This is part of a series about tenants who have faced discrimination because of their source of income. Watch Evita tell her story in the video above, and read the first installment in the series.
It was the holidays and Evita Cruz and her children were homeless.
Evita has a Section 8 housing choice voucher. She had to wait for two years to get one, but she’d had a voucher for a while when complications with her housing left her family on the street. It didn’t matter – because of the lack of housing options for voucher holders in Austin, Evita was without a place to live at the hardest time of the year.
“My children would tell me, ‘Mom, let’s go back home.’ But there’s no ‘back home,’” she remembers. “Eventually a place opened up and we were able to move in…but it was very hard.”
Evita is gainfully employed and raising two kids on her own. And she now volunteers with the organizing group Austin Interfaith, raising her voice in support of voucher holders. She spoke before the Austin City Council last year as they considered an ordinance to protect people from discrimination based on their source of income – an ordinance which passed unanimously, but is now challenged by a lawsuit and by bills in the state legislature.

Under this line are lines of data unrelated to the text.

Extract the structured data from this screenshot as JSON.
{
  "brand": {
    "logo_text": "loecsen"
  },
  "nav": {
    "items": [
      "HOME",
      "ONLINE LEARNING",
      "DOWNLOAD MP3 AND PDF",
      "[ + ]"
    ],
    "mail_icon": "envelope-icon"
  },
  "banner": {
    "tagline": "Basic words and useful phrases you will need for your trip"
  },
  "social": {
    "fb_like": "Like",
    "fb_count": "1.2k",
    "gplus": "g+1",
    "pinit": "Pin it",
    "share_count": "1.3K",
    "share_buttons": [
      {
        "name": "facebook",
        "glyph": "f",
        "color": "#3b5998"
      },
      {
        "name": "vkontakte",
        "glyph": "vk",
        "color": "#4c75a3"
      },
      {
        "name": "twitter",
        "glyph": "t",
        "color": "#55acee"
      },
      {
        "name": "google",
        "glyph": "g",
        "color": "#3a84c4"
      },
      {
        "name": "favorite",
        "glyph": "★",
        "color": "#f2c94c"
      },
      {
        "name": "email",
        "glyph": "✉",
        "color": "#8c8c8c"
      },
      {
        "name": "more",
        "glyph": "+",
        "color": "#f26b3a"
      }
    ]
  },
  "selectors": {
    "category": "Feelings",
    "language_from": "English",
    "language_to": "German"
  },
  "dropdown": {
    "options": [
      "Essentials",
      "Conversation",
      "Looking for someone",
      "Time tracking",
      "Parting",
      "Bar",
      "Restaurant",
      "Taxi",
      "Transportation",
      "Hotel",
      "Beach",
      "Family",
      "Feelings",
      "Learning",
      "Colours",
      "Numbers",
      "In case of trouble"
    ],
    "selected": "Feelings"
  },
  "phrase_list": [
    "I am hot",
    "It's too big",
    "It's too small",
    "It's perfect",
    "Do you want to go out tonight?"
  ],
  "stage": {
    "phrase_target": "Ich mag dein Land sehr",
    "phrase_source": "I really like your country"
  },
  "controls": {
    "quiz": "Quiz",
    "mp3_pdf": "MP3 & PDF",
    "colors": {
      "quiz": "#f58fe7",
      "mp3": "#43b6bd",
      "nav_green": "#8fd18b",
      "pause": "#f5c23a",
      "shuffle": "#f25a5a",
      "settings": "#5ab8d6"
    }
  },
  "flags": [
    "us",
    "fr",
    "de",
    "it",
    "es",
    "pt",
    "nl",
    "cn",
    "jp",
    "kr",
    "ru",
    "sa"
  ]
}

She knows from experience how valuable source of income protection would be for voucher holders.
“When you throw the coin up in the air, you never know how it’s going to land,” Evita says. “In one minute, we can lose everything.”
Currently, 91 percent of landlords in Austin cannot or refuse to accept housing choice vouchers. This makes for a shortage of voucher housing that leads to long wait times for people to receive vouchers – longer than Evita’s two-year wait in many cases. It means that in times of crisis, even those with vouchers are vulnerable. And it leaves voucher holders without much choice at all in where they want to live.
Evita was eventually able to secure housing for herself and her children. But when she started looking for ways to get her kids into a higher-performing school, she found that she was unable to move to any neighborhoods that offered that opportunity.
“In any expensive area, it was a joke,” Evita says about her search for voucher housing near better-performing schools. “I couldn’t find anything. It has really affected us.”
Instead, Evita’s family has been forced to live in a lower opportunity neighborhood. She attributes the lack of housing options for voucher families to landlord discrimination.
“Some apartment complexes don’t take Section 8, and they stereotype people with vouchers and low income people, [saying] they’re just dirty and nasty,” Evita says. “But it’s not like that. I do have a job; I do work. I just need some help.”
The help extended by the City of Austin’s source of income protection ordinance is now under threat. But Evita says she’s optimistic, because people like her are speaking up for the rights of voucher holders.
“I honestly don’t think they’ll be able to win,” she says of those who oppose source of income protection. “Because more and more people are lifting their voices and saying, ‘we’re being discriminated against.’ It’s not something that you brush under the rug anymore.”